Quell Therapeutics presented promising preclinical data for QEL-005, a novel CAR-Treg cell therapy designed to treat complex autoimmune inflammatory diseases, at the American College of Rheumatology annual meeting (ACR Convergence 2025) held in Chicago from October 24-29, 2025. The London-based company, a pioneer in engineered T-regulatory cell therapies, showcased data supporting the therapy's potential for treating rheumatoid arthritis (RA) and systemic sclerosis (SSc).
Novel CAR-Treg Design with Broad Mechanism of Action
QEL-005 represents a novel approach to autoimmune disease treatment, utilizing Quell's multi-modular engineered Treg platform that incorporates the proprietary Foxp3 Phenotype Lock™ technology. The therapy employs a CD19 CAR design that enables activation via B cells present in both inflamed tissue and lymph nodes, allowing for modulation of multiple pathogenic immune cells through a bystander mechanism of action.
The preclinical studies demonstrated QEL-005's broad immunomodulatory activity across multiple immune cell lineages involved in complex autoimmune inflammation. The therapy showed suppression of T cell activity, modulation of B cell activity and antibody production, as well as modulation of other immune cells in the inflamed niche, including disease-associated inflammatory macrophages.
Differentiated "Chill Not Kill" Approach
QEL-005's non-cytolytic mechanism of action, described by the company as "chill not kill," represents a significant differentiation from conventional CAR-T and other B-cell depletion approaches. This mechanism allows the therapy to control a breadth of immune cell types while potentially offering a safer and better tolerated therapeutic option compared to existing treatments.
Nathalie Belmonte PhD, SVP Research and Product Development at Quell, commented on the significance of the findings: "These exciting new data demonstrate the unique ability of QEL-005 to control the pro-inflammatory effects of multiple immune cell types, with a single CAR-Treg cell therapy. This includes modulation of pro-inflammatory macrophages into a pro-resolution phenotype."
Clinical Development Timeline
The preclinical data supports Quell's regulatory strategy, with the company planning to file Clinical Trial Applications (CTA) in Q4 2025. The Phase 1/2 CHILL clinical study is scheduled to initiate in the first half of 2026, focusing on patients with rheumatoid arthritis and systemic sclerosis.

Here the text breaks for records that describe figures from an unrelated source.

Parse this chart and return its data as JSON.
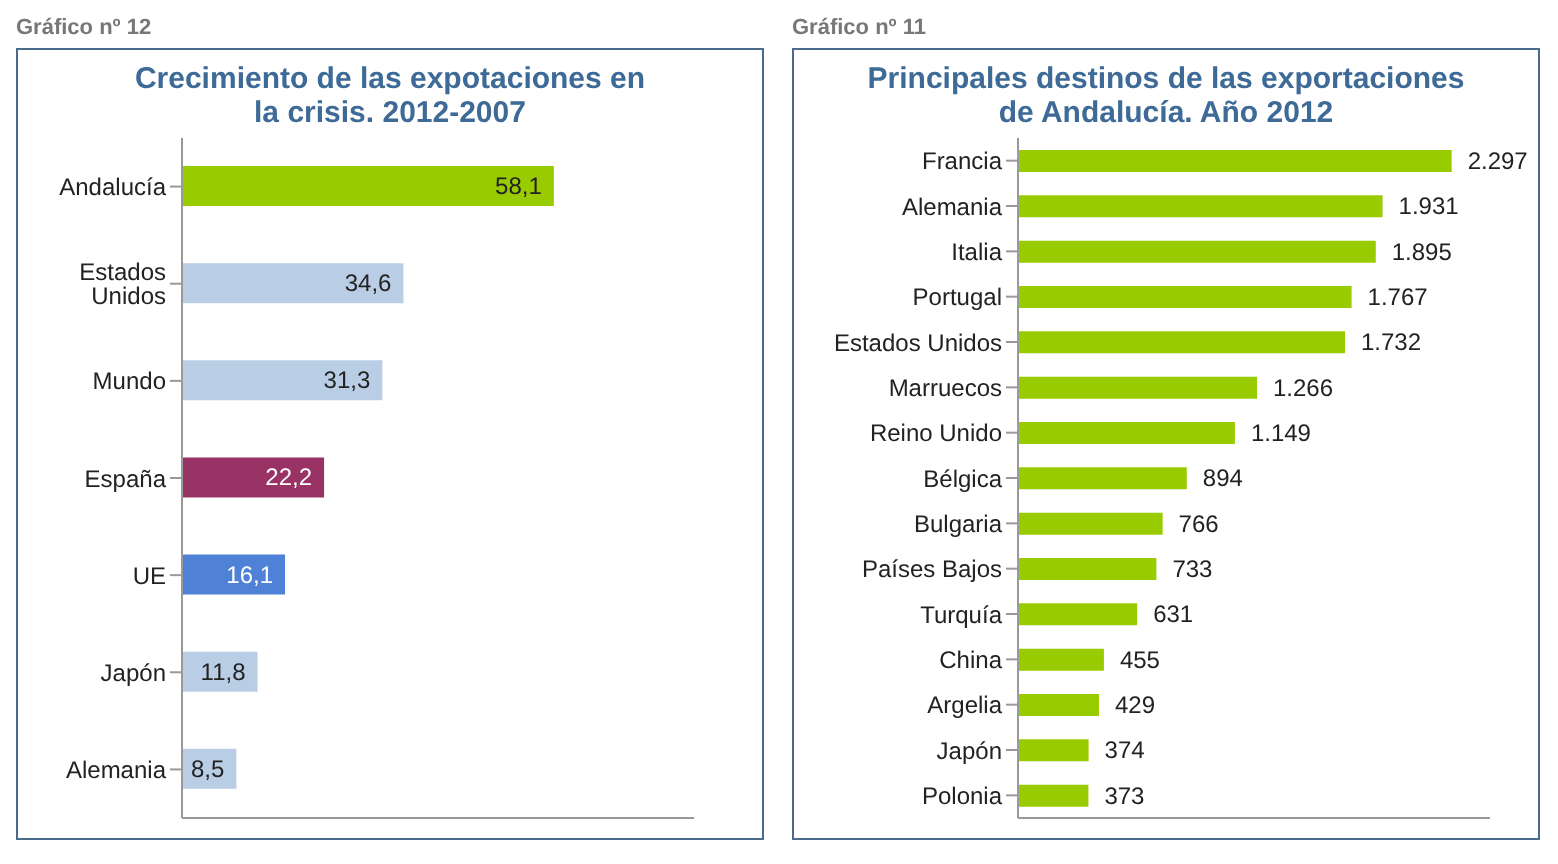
{
  "chart_data": [
    {
      "type": "bar",
      "orientation": "horizontal",
      "title": "Crecimiento de las expotaciones en la crisis. 2012-2007",
      "annotations": [
        "Gráfico nº 12"
      ],
      "categories": [
        "Andalucía",
        "Estados Unidos",
        "Mundo",
        "España",
        "UE",
        "Japón",
        "Alemania"
      ],
      "values": [
        58.1,
        34.6,
        31.3,
        22.2,
        16.1,
        11.8,
        8.5
      ],
      "colors": [
        "#99cc00",
        "#b9cde5",
        "#b9cde5",
        "#993366",
        "#4f81d6",
        "#b9cde5",
        "#b9cde5"
      ],
      "value_labels": [
        "58,1",
        "34,6",
        "31,3",
        "22,2",
        "16,1",
        "11,8",
        "8,5"
      ],
      "xlim": [
        0,
        80
      ],
      "tick_labels": "y",
      "legend": false
    },
    {
      "type": "bar",
      "orientation": "horizontal",
      "title": "Principales destinos de las exportaciones de Andalucía. Año 2012",
      "annotations": [
        "Gráfico nº 11"
      ],
      "categories": [
        "Francia",
        "Alemania",
        "Italia",
        "Portugal",
        "Estados Unidos",
        "Marruecos",
        "Reino Unido",
        "Bélgica",
        "Bulgaria",
        "Países Bajos",
        "Turquía",
        "China",
        "Argelia",
        "Japón",
        "Polonia"
      ],
      "values": [
        2297,
        1931,
        1895,
        1767,
        1732,
        1266,
        1149,
        894,
        766,
        733,
        631,
        455,
        429,
        374,
        373
      ],
      "color": "#99cc00",
      "value_labels": [
        "2.297",
        "1.931",
        "1.895",
        "1.767",
        "1.732",
        "1.266",
        "1.149",
        "894",
        "766",
        "733",
        "631",
        "455",
        "429",
        "374",
        "373"
      ],
      "xlim": [
        0,
        2500
      ],
      "tick_labels": "y",
      "legend": false
    }
  ]
}
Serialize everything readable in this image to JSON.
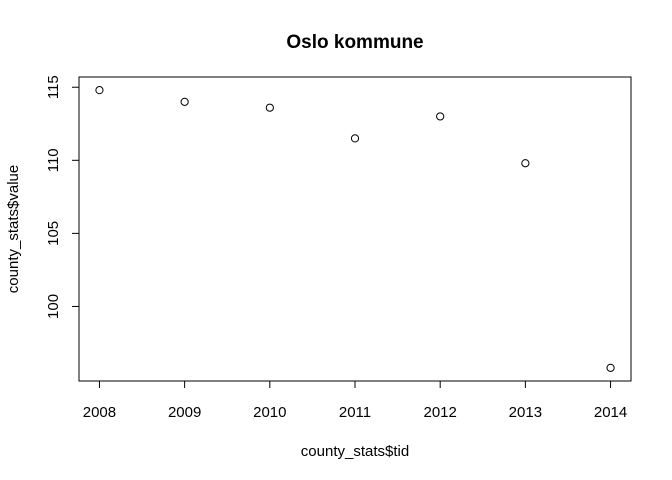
{
  "chart_data": {
    "type": "scatter",
    "title": "Oslo kommune",
    "xlabel": "county_stats$tid",
    "ylabel": "county_stats$value",
    "x": [
      2008,
      2009,
      2010,
      2011,
      2012,
      2013,
      2014
    ],
    "y": [
      114.8,
      114.0,
      113.6,
      111.5,
      113.0,
      109.8,
      95.8
    ],
    "xticks": [
      2008,
      2009,
      2010,
      2011,
      2012,
      2013,
      2014
    ],
    "yticks": [
      100,
      105,
      110,
      115
    ],
    "xlim": [
      2007.76,
      2014.24
    ],
    "ylim": [
      94.9,
      115.7
    ],
    "grid": false,
    "marker": "open-circle"
  }
}
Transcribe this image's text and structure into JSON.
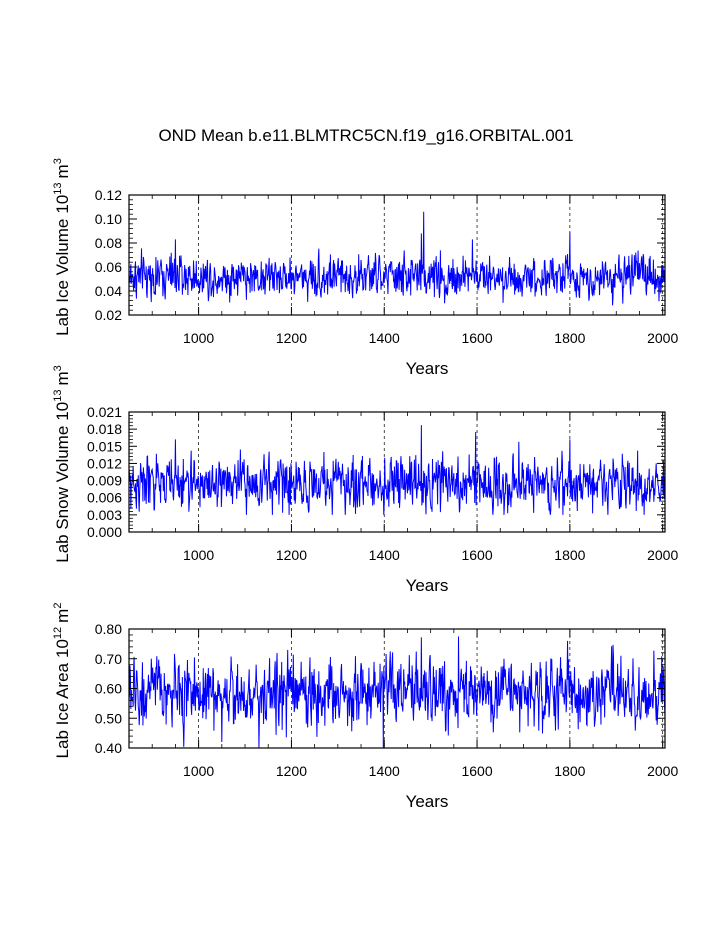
{
  "title": "OND Mean b.e11.BLMTRC5CN.f19_g16.ORBITAL.001",
  "series_color": "#0000ff",
  "chart_data": [
    {
      "type": "line",
      "ylabel": "Lab Ice Volume",
      "ylabel_unit_base": "10",
      "ylabel_unit_exp": "13",
      "ylabel_unit_m": "m",
      "ylabel_unit_mexp": "3",
      "xlabel": "Years",
      "xlim": [
        850,
        2005
      ],
      "ylim": [
        0.02,
        0.12
      ],
      "xticks": [
        1000,
        1200,
        1400,
        1600,
        1800,
        2000
      ],
      "xtick_labels": [
        "1000",
        "1200",
        "1400",
        "1600",
        "1800",
        "2000"
      ],
      "yticks": [
        0.02,
        0.04,
        0.06,
        0.08,
        0.1,
        0.12
      ],
      "ytick_labels": [
        "0.02",
        "0.04",
        "0.06",
        "0.08",
        "0.10",
        "0.12"
      ],
      "gridlines_x": [
        1000,
        1200,
        1400,
        1600,
        1800,
        2000
      ],
      "series": [
        {
          "name": "Lab Ice Volume",
          "start_year": 850,
          "end_year": 2005,
          "mean": 0.052,
          "std": 0.0085,
          "min": 0.028,
          "max": 0.106,
          "peaks": [
            [
              1485,
              0.106
            ],
            [
              1480,
              0.088
            ],
            [
              1800,
              0.089
            ],
            [
              950,
              0.083
            ],
            [
              1590,
              0.083
            ]
          ]
        }
      ]
    },
    {
      "type": "line",
      "ylabel": "Lab Snow Volume",
      "ylabel_unit_base": "10",
      "ylabel_unit_exp": "13",
      "ylabel_unit_m": "m",
      "ylabel_unit_mexp": "3",
      "xlabel": "Years",
      "xlim": [
        850,
        2005
      ],
      "ylim": [
        0.0,
        0.021
      ],
      "xticks": [
        1000,
        1200,
        1400,
        1600,
        1800,
        2000
      ],
      "xtick_labels": [
        "1000",
        "1200",
        "1400",
        "1600",
        "1800",
        "2000"
      ],
      "yticks": [
        0.0,
        0.003,
        0.006,
        0.009,
        0.012,
        0.015,
        0.018,
        0.021
      ],
      "ytick_labels": [
        "0.000",
        "0.003",
        "0.006",
        "0.009",
        "0.012",
        "0.015",
        "0.018",
        "0.021"
      ],
      "gridlines_x": [
        1000,
        1200,
        1400,
        1600,
        1800,
        2000
      ],
      "series": [
        {
          "name": "Lab Snow Volume",
          "start_year": 850,
          "end_year": 2005,
          "mean": 0.0085,
          "std": 0.0022,
          "min": 0.003,
          "max": 0.0187,
          "peaks": [
            [
              1480,
              0.0187
            ],
            [
              1597,
              0.0175
            ],
            [
              1800,
              0.0162
            ],
            [
              950,
              0.0162
            ],
            [
              1690,
              0.0158
            ]
          ]
        }
      ]
    },
    {
      "type": "line",
      "ylabel": "Lab Ice Area",
      "ylabel_unit_base": "10",
      "ylabel_unit_exp": "12",
      "ylabel_unit_m": "m",
      "ylabel_unit_mexp": "2",
      "xlabel": "Years",
      "xlim": [
        850,
        2005
      ],
      "ylim": [
        0.4,
        0.8
      ],
      "xticks": [
        1000,
        1200,
        1400,
        1600,
        1800,
        2000
      ],
      "xtick_labels": [
        "1000",
        "1200",
        "1400",
        "1600",
        "1800",
        "2000"
      ],
      "yticks": [
        0.4,
        0.5,
        0.6,
        0.7,
        0.8
      ],
      "ytick_labels": [
        "0.40",
        "0.50",
        "0.60",
        "0.70",
        "0.80"
      ],
      "gridlines_x": [
        1000,
        1200,
        1400,
        1600,
        1800,
        2000
      ],
      "series": [
        {
          "name": "Lab Ice Area",
          "start_year": 850,
          "end_year": 2005,
          "mean": 0.585,
          "std": 0.055,
          "min": 0.4,
          "max": 0.775,
          "peaks": [
            [
              1480,
              0.772
            ],
            [
              1560,
              0.775
            ],
            [
              1795,
              0.76
            ],
            [
              1398,
              0.4
            ],
            [
              1050,
              0.42
            ]
          ]
        }
      ]
    }
  ]
}
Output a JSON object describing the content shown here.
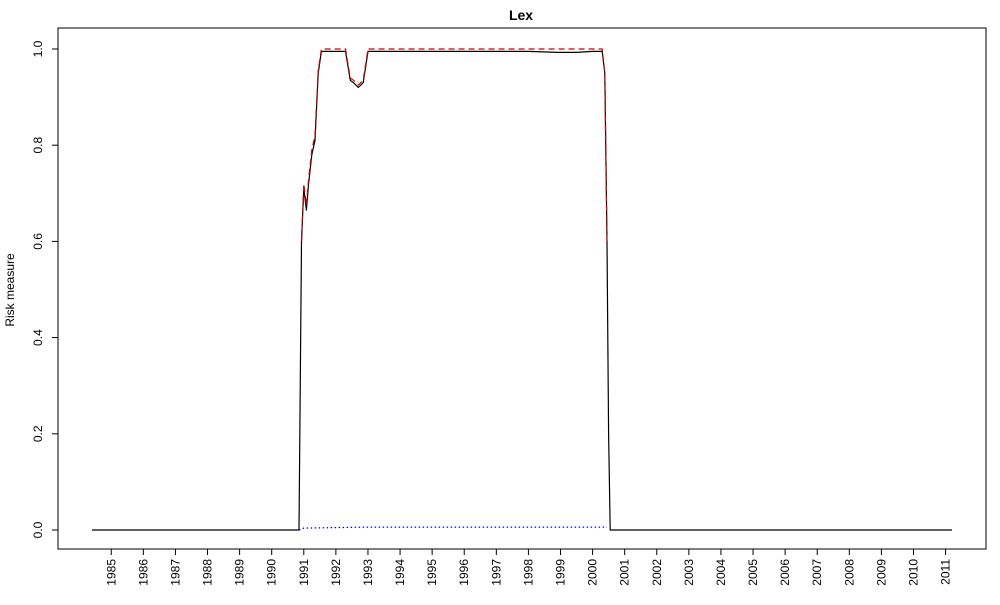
{
  "chart_data": {
    "type": "line",
    "title": "Lex",
    "xlabel": "",
    "ylabel": "Risk measure",
    "ylim": [
      0,
      1
    ],
    "yticks": [
      "0.0",
      "0.2",
      "0.4",
      "0.6",
      "0.8",
      "1.0"
    ],
    "xticks": [
      "1985",
      "1986",
      "1987",
      "1988",
      "1989",
      "1990",
      "1991",
      "1992",
      "1993",
      "1994",
      "1995",
      "1996",
      "1997",
      "1998",
      "1999",
      "2000",
      "2001",
      "2002",
      "2003",
      "2004",
      "2005",
      "2006",
      "2007",
      "2008",
      "2009",
      "2010",
      "2011"
    ],
    "xlim": [
      1984.4,
      2011.2
    ],
    "grid": false,
    "legend": "none",
    "series": [
      {
        "color": "#000000",
        "dash": "solid",
        "x": [
          1984.4,
          1990.85,
          1990.93,
          1991.0,
          1991.08,
          1991.15,
          1991.25,
          1991.35,
          1991.45,
          1991.55,
          1991.7,
          1992.0,
          1992.3,
          1992.45,
          1992.55,
          1992.7,
          1992.85,
          1993.0,
          1993.3,
          1994.0,
          1995.0,
          1996.0,
          1997.0,
          1998.0,
          1998.9,
          1999.5,
          2000.0,
          2000.3,
          2000.38,
          2000.45,
          2000.5,
          2000.55,
          2011.2
        ],
        "y": [
          0.0,
          0.0,
          0.6,
          0.71,
          0.665,
          0.72,
          0.78,
          0.81,
          0.95,
          0.995,
          0.995,
          0.995,
          0.995,
          0.935,
          0.93,
          0.92,
          0.93,
          0.995,
          0.995,
          0.995,
          0.995,
          0.995,
          0.995,
          0.995,
          0.993,
          0.993,
          0.995,
          0.995,
          0.95,
          0.6,
          0.2,
          0.0,
          0.0
        ]
      },
      {
        "color": "#cc0000",
        "dash": "dashed",
        "x": [
          1990.93,
          1991.0,
          1991.08,
          1991.15,
          1991.25,
          1991.35,
          1991.45,
          1991.55,
          1992.3,
          1992.45,
          1992.55,
          1992.7,
          1992.85,
          1993.0,
          1994.0,
          1996.0,
          1998.0,
          2000.0,
          2000.3,
          2000.38,
          2000.45
        ],
        "y": [
          0.6,
          0.72,
          0.675,
          0.73,
          0.79,
          0.82,
          0.955,
          1.0,
          1.0,
          0.94,
          0.935,
          0.925,
          0.935,
          1.0,
          1.0,
          1.0,
          1.0,
          1.0,
          1.0,
          0.95,
          0.6
        ]
      },
      {
        "color": "#0000cc",
        "dash": "dotted",
        "x": [
          1990.85,
          1991.0,
          1992.0,
          1993.0,
          1994.0,
          1995.0,
          1996.0,
          1997.0,
          1998.0,
          1999.0,
          2000.0,
          2000.45
        ],
        "y": [
          0.0,
          0.004,
          0.005,
          0.006,
          0.006,
          0.006,
          0.006,
          0.006,
          0.006,
          0.006,
          0.006,
          0.006
        ]
      }
    ]
  }
}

Belmonte emphasized the clinical development focus: "These mechanisms of QEL-005 are highly differentiated from conventional CD19-focused CAR-T approaches that target only the B-cell compartment and will be crucial in developing the next generation of therapies for complex autoimmune diseases such as RA and SSc, which are driven by multiple immune pathways."
Addressing Complex Autoimmune Diseases
Rheumatoid arthritis and systemic sclerosis represent significant medical challenges, characterized by complex interplay of tissue and activated immune cells that drive chronic inflammation loops resulting in substantial tissue damage. Current B cell depletion approaches, while highlighting the contribution of B cells in such diseases, are limited to targeting a single immune cell type and carry safety and tolerability risks in certain patient populations.
Regulatory T cells serve as key mediators of immune and tissue homeostasis with essential roles in restraining autoimmunity. Tregs employ a wide array of mechanisms to mediate this effect, enabling control over multiple immune pathways across a broad range of tissues and cell types.
The data presentation at ACR Convergence 2025 was delivered by Jenny McGovern, Director/Non-Clinical Group Leader at Quell Therapeutics, during the B Cell Biology & Targets in Autoimmune & Inflammatory Disease Poster session on Sunday, October 26, 2025.